Backup Rotation Planner
Model retention storage across daily, weekly, and monthly restore points.
Why Rotation Policy Sizing Matters
Backup storage is rarely a single number. Teams typically keep short-term daily copies for fast restores, weekly copies for broader rollback windows, and monthly copies for audit or compliance needs. This planner estimates the retained set count and how compression changes the real storage footprint.
Typical Policy Review Questions
- Are daily backups retained long enough to cover operational mistakes?
- Are weekly and monthly copies overlapping too much for their cost?
- Is the compression assumption realistic for databases, media, or encrypted backups?

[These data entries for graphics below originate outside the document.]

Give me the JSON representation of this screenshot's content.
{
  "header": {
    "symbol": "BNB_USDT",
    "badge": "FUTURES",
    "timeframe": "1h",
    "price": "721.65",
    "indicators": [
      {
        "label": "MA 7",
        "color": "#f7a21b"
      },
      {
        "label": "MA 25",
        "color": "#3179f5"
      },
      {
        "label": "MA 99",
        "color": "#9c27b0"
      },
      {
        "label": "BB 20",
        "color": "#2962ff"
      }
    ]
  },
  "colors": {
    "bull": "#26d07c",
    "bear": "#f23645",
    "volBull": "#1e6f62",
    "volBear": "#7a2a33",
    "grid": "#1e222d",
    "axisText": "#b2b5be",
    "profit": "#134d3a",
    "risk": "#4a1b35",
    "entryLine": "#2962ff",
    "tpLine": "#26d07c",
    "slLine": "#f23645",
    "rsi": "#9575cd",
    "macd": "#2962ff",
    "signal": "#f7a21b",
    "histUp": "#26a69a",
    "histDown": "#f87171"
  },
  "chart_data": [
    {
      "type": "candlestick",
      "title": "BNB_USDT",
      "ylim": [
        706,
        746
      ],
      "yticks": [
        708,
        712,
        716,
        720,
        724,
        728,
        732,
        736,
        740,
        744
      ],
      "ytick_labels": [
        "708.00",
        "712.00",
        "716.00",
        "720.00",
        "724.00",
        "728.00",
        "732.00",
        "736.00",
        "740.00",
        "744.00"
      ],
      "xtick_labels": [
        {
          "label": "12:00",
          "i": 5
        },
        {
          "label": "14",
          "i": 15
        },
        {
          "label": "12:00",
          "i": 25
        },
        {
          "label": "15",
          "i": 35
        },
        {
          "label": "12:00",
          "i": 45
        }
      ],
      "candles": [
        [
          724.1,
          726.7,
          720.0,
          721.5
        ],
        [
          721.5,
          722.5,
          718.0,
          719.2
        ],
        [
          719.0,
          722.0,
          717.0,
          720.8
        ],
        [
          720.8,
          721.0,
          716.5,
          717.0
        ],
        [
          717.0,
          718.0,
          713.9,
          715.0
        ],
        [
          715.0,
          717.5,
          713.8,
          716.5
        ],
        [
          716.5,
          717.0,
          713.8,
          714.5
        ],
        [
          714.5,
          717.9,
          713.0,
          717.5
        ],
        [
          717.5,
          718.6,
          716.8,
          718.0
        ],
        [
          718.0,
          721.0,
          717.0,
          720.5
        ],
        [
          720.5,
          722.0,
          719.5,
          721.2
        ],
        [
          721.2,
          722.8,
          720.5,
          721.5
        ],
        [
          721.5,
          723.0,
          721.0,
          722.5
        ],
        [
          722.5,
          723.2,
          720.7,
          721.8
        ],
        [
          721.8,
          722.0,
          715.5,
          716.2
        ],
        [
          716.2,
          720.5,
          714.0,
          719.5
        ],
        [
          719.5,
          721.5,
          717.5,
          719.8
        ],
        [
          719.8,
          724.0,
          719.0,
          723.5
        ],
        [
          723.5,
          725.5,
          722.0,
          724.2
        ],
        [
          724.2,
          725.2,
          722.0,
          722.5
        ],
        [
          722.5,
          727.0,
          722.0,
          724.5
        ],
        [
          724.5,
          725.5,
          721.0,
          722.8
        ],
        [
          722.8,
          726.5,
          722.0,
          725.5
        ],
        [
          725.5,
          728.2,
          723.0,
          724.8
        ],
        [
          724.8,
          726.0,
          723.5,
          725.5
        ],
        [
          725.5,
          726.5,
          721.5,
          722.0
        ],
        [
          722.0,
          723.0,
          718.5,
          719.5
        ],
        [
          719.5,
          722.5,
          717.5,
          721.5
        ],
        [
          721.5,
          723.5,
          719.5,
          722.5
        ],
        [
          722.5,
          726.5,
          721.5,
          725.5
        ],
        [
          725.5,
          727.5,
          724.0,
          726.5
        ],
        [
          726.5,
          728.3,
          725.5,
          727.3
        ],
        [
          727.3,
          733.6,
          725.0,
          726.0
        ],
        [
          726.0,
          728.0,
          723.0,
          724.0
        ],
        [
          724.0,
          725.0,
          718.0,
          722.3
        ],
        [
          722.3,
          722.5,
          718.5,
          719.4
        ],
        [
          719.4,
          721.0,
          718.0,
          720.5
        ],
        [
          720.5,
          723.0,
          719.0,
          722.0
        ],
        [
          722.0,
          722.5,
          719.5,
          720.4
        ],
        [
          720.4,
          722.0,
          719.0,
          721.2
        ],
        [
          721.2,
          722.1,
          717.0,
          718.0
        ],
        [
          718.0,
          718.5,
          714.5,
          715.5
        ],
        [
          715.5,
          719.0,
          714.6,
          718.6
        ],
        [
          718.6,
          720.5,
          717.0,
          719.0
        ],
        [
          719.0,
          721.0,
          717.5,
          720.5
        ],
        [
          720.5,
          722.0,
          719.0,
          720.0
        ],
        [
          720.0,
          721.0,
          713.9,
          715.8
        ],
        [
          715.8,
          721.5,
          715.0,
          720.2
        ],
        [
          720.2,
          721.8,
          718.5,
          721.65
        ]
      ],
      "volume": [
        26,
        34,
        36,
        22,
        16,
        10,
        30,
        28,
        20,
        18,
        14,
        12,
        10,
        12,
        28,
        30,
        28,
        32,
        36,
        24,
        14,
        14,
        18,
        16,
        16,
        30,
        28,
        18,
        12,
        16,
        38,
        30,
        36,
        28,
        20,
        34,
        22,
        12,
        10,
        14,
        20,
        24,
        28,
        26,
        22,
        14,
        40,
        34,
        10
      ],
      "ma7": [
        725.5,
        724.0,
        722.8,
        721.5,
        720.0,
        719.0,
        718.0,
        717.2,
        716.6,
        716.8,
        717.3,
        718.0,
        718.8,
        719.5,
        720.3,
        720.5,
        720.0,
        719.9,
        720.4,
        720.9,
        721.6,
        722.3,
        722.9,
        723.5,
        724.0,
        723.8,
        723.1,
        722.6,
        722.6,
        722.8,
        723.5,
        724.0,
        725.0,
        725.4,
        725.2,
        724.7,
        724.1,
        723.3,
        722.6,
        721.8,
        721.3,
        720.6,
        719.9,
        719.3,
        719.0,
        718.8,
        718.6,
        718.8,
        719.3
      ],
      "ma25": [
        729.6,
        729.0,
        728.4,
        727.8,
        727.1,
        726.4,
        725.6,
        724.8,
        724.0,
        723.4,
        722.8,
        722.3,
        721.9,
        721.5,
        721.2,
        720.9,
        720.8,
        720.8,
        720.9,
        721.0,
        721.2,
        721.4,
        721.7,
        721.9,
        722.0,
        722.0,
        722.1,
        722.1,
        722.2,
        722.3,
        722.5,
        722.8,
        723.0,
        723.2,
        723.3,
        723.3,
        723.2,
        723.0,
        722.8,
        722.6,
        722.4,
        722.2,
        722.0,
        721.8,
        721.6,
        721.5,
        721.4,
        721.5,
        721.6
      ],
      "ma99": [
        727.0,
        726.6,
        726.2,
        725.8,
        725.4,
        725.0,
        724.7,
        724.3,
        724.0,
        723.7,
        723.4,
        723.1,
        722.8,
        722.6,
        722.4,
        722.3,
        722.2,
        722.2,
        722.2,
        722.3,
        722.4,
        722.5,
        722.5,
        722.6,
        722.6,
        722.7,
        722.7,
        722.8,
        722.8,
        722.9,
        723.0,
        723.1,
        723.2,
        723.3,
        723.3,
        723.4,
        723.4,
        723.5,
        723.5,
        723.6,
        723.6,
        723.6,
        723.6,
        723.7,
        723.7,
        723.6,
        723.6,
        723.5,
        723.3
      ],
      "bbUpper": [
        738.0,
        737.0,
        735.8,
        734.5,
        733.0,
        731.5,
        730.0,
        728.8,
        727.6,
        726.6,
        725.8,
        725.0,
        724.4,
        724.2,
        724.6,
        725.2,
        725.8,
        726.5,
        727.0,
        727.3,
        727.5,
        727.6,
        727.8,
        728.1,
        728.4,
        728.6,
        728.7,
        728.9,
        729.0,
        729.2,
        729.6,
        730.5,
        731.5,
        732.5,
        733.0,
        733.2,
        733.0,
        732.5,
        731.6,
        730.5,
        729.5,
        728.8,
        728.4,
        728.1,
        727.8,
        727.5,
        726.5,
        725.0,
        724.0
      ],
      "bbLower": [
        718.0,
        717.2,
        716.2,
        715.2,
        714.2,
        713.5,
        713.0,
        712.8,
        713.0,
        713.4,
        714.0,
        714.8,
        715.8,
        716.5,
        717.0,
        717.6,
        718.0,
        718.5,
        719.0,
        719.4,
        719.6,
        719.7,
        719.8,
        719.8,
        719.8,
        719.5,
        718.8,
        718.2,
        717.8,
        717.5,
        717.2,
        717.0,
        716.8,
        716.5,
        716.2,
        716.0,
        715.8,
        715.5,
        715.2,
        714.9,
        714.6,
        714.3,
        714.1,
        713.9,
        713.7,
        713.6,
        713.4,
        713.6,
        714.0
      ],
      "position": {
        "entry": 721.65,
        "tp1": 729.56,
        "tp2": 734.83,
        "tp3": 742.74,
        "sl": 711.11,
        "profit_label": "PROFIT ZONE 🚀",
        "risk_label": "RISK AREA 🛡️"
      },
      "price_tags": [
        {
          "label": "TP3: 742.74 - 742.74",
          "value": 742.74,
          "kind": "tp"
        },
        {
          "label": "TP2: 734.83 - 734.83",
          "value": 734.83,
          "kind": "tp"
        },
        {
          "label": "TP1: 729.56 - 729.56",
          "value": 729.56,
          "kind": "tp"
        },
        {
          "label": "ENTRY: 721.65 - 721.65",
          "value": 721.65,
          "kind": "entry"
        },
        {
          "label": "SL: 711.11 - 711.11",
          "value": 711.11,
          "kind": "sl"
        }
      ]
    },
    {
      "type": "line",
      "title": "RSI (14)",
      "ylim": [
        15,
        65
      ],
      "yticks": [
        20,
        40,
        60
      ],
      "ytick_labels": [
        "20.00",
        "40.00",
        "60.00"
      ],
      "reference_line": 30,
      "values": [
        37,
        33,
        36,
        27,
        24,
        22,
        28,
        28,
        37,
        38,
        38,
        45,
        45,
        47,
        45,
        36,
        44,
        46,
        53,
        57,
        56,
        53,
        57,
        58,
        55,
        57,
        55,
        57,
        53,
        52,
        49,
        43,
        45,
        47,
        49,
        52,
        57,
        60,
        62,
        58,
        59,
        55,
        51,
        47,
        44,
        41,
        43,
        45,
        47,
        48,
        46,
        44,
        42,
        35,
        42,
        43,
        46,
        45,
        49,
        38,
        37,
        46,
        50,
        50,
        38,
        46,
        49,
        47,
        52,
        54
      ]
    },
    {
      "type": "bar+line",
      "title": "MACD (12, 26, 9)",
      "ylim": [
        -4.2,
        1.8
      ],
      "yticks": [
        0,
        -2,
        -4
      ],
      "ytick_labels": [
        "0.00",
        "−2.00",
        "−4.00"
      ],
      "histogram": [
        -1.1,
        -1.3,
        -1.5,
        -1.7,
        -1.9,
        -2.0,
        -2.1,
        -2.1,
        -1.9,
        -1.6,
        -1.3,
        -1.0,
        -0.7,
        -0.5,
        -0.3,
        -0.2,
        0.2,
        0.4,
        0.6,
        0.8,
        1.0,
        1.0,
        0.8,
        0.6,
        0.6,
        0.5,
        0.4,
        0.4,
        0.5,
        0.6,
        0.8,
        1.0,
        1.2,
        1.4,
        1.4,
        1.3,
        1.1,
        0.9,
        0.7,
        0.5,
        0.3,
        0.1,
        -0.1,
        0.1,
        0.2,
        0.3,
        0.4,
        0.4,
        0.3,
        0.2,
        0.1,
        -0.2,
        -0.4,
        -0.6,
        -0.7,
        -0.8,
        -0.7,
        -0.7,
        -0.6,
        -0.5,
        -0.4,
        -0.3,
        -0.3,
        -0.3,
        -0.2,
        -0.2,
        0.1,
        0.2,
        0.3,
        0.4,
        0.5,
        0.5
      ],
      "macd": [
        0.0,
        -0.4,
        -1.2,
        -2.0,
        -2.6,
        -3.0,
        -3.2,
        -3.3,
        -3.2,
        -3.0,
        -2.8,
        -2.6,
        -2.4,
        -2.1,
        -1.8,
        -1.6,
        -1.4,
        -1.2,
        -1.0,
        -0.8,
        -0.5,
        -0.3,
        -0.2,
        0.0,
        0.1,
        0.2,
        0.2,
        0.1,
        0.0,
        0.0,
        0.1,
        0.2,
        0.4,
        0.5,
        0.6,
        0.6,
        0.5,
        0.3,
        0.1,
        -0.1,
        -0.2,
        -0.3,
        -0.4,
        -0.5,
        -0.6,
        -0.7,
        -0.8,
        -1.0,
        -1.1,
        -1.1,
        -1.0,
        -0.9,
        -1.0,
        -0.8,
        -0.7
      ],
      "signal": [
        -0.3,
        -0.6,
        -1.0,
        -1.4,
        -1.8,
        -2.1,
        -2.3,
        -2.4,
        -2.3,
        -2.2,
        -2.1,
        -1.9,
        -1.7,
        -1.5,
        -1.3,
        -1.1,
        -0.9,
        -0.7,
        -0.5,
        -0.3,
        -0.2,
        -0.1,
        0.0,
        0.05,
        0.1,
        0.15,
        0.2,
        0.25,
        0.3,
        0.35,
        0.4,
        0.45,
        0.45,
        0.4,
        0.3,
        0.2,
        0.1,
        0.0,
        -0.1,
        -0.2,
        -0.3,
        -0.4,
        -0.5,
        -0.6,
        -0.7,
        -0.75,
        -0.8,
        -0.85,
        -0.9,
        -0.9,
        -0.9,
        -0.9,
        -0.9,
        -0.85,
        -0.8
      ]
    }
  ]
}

- Does the resulting storage number fit current object-storage or snapshot budgets?
Good Practice
Keep this estimate separate from live retention storage for uploads or logs. Backups, snapshots, and hot production storage usually scale differently and should be tracked as separate lines in infrastructure planning.
What to Stress-Test
- Whether the monthly tier is consuming too much of the total footprint.
- Whether compression assumptions still hold for encrypted or pre-compressed data.
- Whether a modest policy change removes enough storage pressure to avoid infrastructure churn.
- Whether retention is being driven by restore goals, compliance needs, or legacy habit.
Restore Strategy Reminder
Storage efficiency is only one side of the backup decision. A smaller footprint is not better if it leaves restore gaps. Use this output to quantify cost, then pair it with your actual recovery-point and recovery-time objectives before changing policy.
Common Review Pattern
Run the current policy first, then test one constrained alternative and one conservative alternative. That gives stakeholders a clear cost-versus-coverage comparison instead of a single proposed number with no context.